Gregg Fleishman’s show, “Cubism,” is up at the Tahoe Gallery through November 17th. There’s something stubbornly literal about the title. The show has nothing to do with the illusionistic representation of three dimensions on a two dimensional plane. “Cubism” in its art-historical flavors — analytic or synthetic — isn’t the purview of the work. If the type of cubism could be tagged here, maybe “functional cubism” would do. Fleishman is interested in the architectural possibilities of cubic forms, their adaptability and modularity (and also their beauty, but I suspect that, for Fleishman, their beauty is a direct extension of their adaptability and modularity).
Fleishman, in his artist’s talk, revealed a mind at absolute ease in the manicured wilds of geometry. Not everyone is able to sensibly incorporate “icosehedrons” and “archimidean solids” into their patter. And I get the impression that those words don’t just tumble out of his mouth when he’s giving a speech. For him, I suspect they amount to an everyday argot. His vocabulary has the recklessly technical clarity of a specialist or an autodidact — and it’s sprinkled, too, with the autodidact’s propensity for new coinages — like “rhombicube.”
(“Rhombicube” has a nice ring to it, especially when set against the term it’s meant to simplify: “rhombicuboctahedron.”)
As mentioned above, the modularity of the forms Fleishman works with is a big part of their appeal. The architectural structures he creates seem to multiply outward, from an implacable recombinatory logic. A shape multiplies, like an apartment growing out of an expanding crystal formation. There’s a self-sufficiency of means, as the structures hinge together via tab and slot systems. On a graphical level, I was reminded of M. C. Escher, who used the six-paned window of the cube to free the eye from gravity and unitary perspective. On a procedural level, I was reminded of Albers and Sol Le Witt, in their patience for playing variations on a theme — using a finite number of elements to point toward infinity.
In the gallery, I was particularly taken by the work’s tendency to re-frame itself. Portals and windows cropped interiors or other structures in gratifying ways.
The work isn’t just “art stuff” — it’s designed to be deployed, used, inhabited. Fleishman intends for his larger structures to be used as housing for disaster relief (so the modularity and self-sufficiency aren’t just aesthetic gestures). His studio in Culver City is close to a school, and he’s designed charming playgrounds for it.
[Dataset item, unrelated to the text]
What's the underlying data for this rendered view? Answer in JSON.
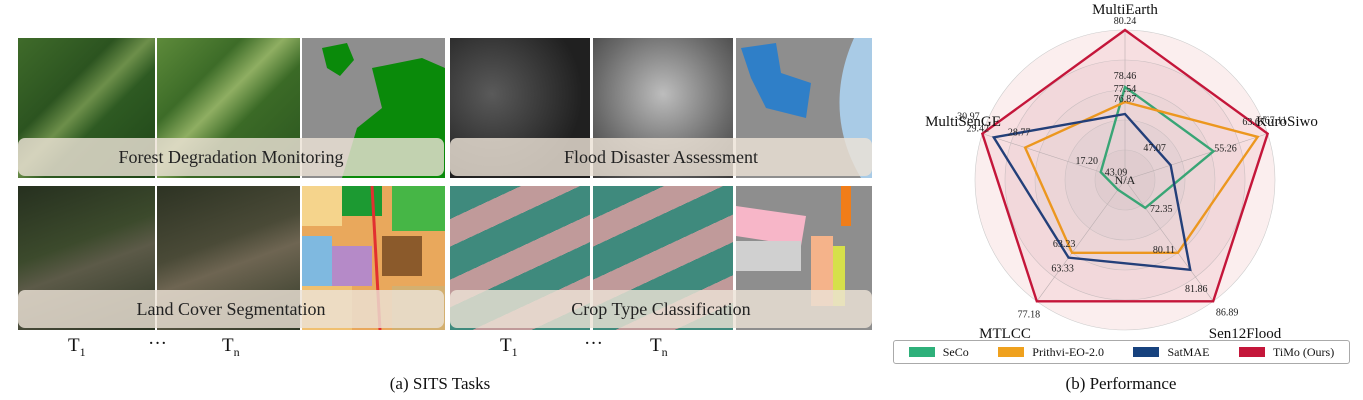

He claimed the play structures were “incidental” to his practice, but honestly, the playfulness of the use seems perfectly wedded to the playfulness of design.
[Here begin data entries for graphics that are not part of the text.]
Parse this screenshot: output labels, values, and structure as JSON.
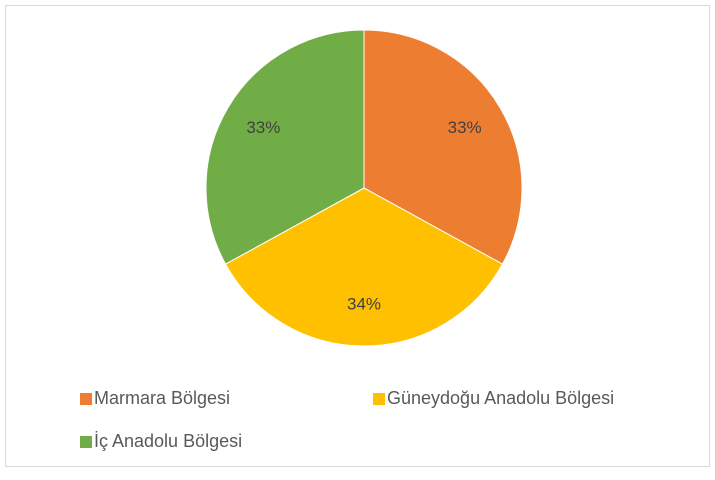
{
  "chart_data": {
    "type": "pie",
    "categories": [
      "Marmara Bölgesi",
      "Güneydoğu Anadolu Bölgesi",
      "İç Anadolu Bölgesi"
    ],
    "values": [
      33,
      34,
      33
    ],
    "value_labels": [
      "33%",
      "34%",
      "33%"
    ],
    "colors": [
      "#ed7d31",
      "#ffc000",
      "#70ad47"
    ],
    "legend": "bottom"
  }
}
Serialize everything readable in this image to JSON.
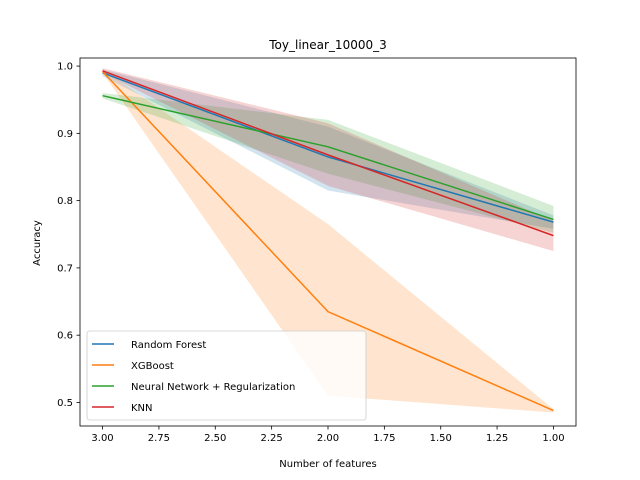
{
  "chart_data": {
    "type": "line",
    "title": "Toy_linear_10000_3",
    "xlabel": "Number of features",
    "ylabel": "Accuracy",
    "x": [
      3,
      2,
      1
    ],
    "xlim": [
      3.1,
      0.9
    ],
    "ylim": [
      0.465,
      1.012
    ],
    "x_inverted": true,
    "grid": false,
    "legend": "lower-left",
    "xticks": [
      3.0,
      2.75,
      2.5,
      2.25,
      2.0,
      1.75,
      1.5,
      1.25,
      1.0
    ],
    "xtick_labels": [
      "3.00",
      "2.75",
      "2.50",
      "2.25",
      "2.00",
      "1.75",
      "1.50",
      "1.25",
      "1.00"
    ],
    "yticks": [
      0.5,
      0.6,
      0.7,
      0.8,
      0.9,
      1.0
    ],
    "ytick_labels": [
      "0.5",
      "0.6",
      "0.7",
      "0.8",
      "0.9",
      "1.0"
    ],
    "series": [
      {
        "name": "Random Forest",
        "color": "#1f77b4",
        "values": [
          0.99,
          0.865,
          0.768
        ],
        "lower": [
          0.985,
          0.815,
          0.758
        ],
        "upper": [
          0.995,
          0.91,
          0.778
        ]
      },
      {
        "name": "XGBoost",
        "color": "#ff7f0e",
        "values": [
          0.992,
          0.635,
          0.488
        ],
        "lower": [
          0.99,
          0.51,
          0.485
        ],
        "upper": [
          0.995,
          0.765,
          0.49
        ]
      },
      {
        "name": "Neural Network + Regularization",
        "color": "#2ca02c",
        "values": [
          0.956,
          0.88,
          0.772
        ],
        "lower": [
          0.952,
          0.84,
          0.752
        ],
        "upper": [
          0.96,
          0.92,
          0.792
        ]
      },
      {
        "name": "KNN",
        "color": "#d62728",
        "values": [
          0.993,
          0.868,
          0.748
        ],
        "lower": [
          0.99,
          0.822,
          0.725
        ],
        "upper": [
          0.997,
          0.915,
          0.77
        ]
      }
    ]
  }
}
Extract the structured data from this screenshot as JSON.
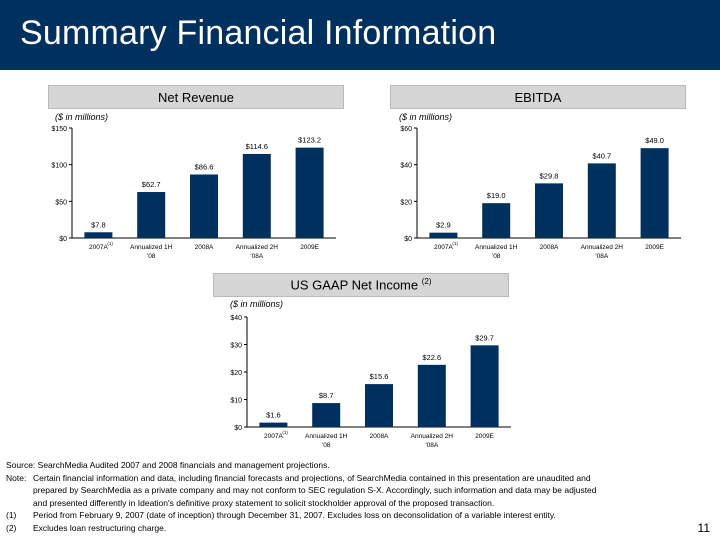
{
  "page": {
    "title": "Summary Financial Information",
    "page_number": "11",
    "colors": {
      "header": "#00305e",
      "bar": "#00305e",
      "chart_title_box": "#d6d6d6"
    }
  },
  "chart_data": [
    {
      "type": "bar",
      "title": "Net Revenue",
      "unit_label": "($ in millions)",
      "categories": [
        [
          "2007A",
          "(1)"
        ],
        [
          "Annualized 1H",
          "'08"
        ],
        [
          "2008A"
        ],
        [
          "Annualized 2H",
          "'08A"
        ],
        [
          "2009E"
        ]
      ],
      "values": [
        7.8,
        62.7,
        86.6,
        114.6,
        123.2
      ],
      "value_labels": [
        "$7.8",
        "$62.7",
        "$86.6",
        "$114.6",
        "$123.2"
      ],
      "ylim": [
        0,
        150
      ],
      "yticks": [
        0,
        50,
        100,
        150
      ],
      "ytick_labels": [
        "$0",
        "$50",
        "$100",
        "$150"
      ],
      "grid": false
    },
    {
      "type": "bar",
      "title": "EBITDA",
      "unit_label": "($ in millions)",
      "categories": [
        [
          "2007A",
          "(1)"
        ],
        [
          "Annualized 1H",
          "'08"
        ],
        [
          "2008A"
        ],
        [
          "Annualized 2H",
          "'08A"
        ],
        [
          "2009E"
        ]
      ],
      "values": [
        2.9,
        19.0,
        29.8,
        40.7,
        49.0
      ],
      "value_labels": [
        "$2.9",
        "$19.0",
        "$29.8",
        "$40.7",
        "$49.0"
      ],
      "ylim": [
        0,
        60
      ],
      "yticks": [
        0,
        20,
        40,
        60
      ],
      "ytick_labels": [
        "$0",
        "$20",
        "$40",
        "$60"
      ],
      "grid": false
    },
    {
      "type": "bar",
      "title": "US GAAP Net Income",
      "title_sup": "(2)",
      "unit_label": "($ in millions)",
      "categories": [
        [
          "2007A",
          "(1)"
        ],
        [
          "Annualized 1H",
          "'08"
        ],
        [
          "2008A"
        ],
        [
          "Annualized 2H",
          "'08A"
        ],
        [
          "2009E"
        ]
      ],
      "values": [
        1.6,
        8.7,
        15.6,
        22.6,
        29.7
      ],
      "value_labels": [
        "$1.6",
        "$8.7",
        "$15.6",
        "$22.6",
        "$29.7"
      ],
      "ylim": [
        0,
        40
      ],
      "yticks": [
        0,
        10,
        20,
        30,
        40
      ],
      "ytick_labels": [
        "$0",
        "$10",
        "$20",
        "$30",
        "$40"
      ],
      "grid": false
    }
  ],
  "notes": {
    "source": "Source: SearchMedia Audited 2007 and 2008 financials and management projections.",
    "note_label": "Note:",
    "note_line1": "Certain financial information and data, including financial forecasts and projections, of SearchMedia contained in this presentation are unaudited and",
    "note_line2": "prepared by SearchMedia as a private company and may not conform to SEC regulation S-X. Accordingly, such information and data may be adjusted",
    "note_line3": "and presented differently in Ideation's definitive proxy statement to solicit stockholder approval of the proposed transaction.",
    "footnotes": [
      {
        "label": "(1)",
        "text": "Period from February 9, 2007 (date of inception) through December 31, 2007. Excludes loss on deconsolidation of a variable interest entity."
      },
      {
        "label": "(2)",
        "text": "Excludes loan restructuring charge."
      }
    ]
  }
}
More recently, a structure of his was erected at Burning Man — Black Rock being, as he framed it, a place in need of sudden infrastructures.
Below are a few pics taken the night of the reception and artists’ talk. The night of the reception, there was a bit of a playground vibe to the gallery. Students climbed up the large structure, and tried to piece together elements of some of the smaller structures, while Fleishman looked benevolently on, sometimes giving hints.
When Fleishman asked how long it took for the gallery crew to put together the large structure in the gallery, Russell said (if I’m remembering correctly) “four or five hours.” There was a beat and Fleishman said “That’s too long.”
The last pic is Sheri, beaming over her latest acquisitions: some tiny squiggly chairs designed by Fleishman, scaled to the size (if not the comfort) of a mouse. She already had one in her collection, but couldn’t resist a couple more, especially because they’re cheaper now that Fleishman is using computers in his production workflow — no longer cutting the serpentines by hand.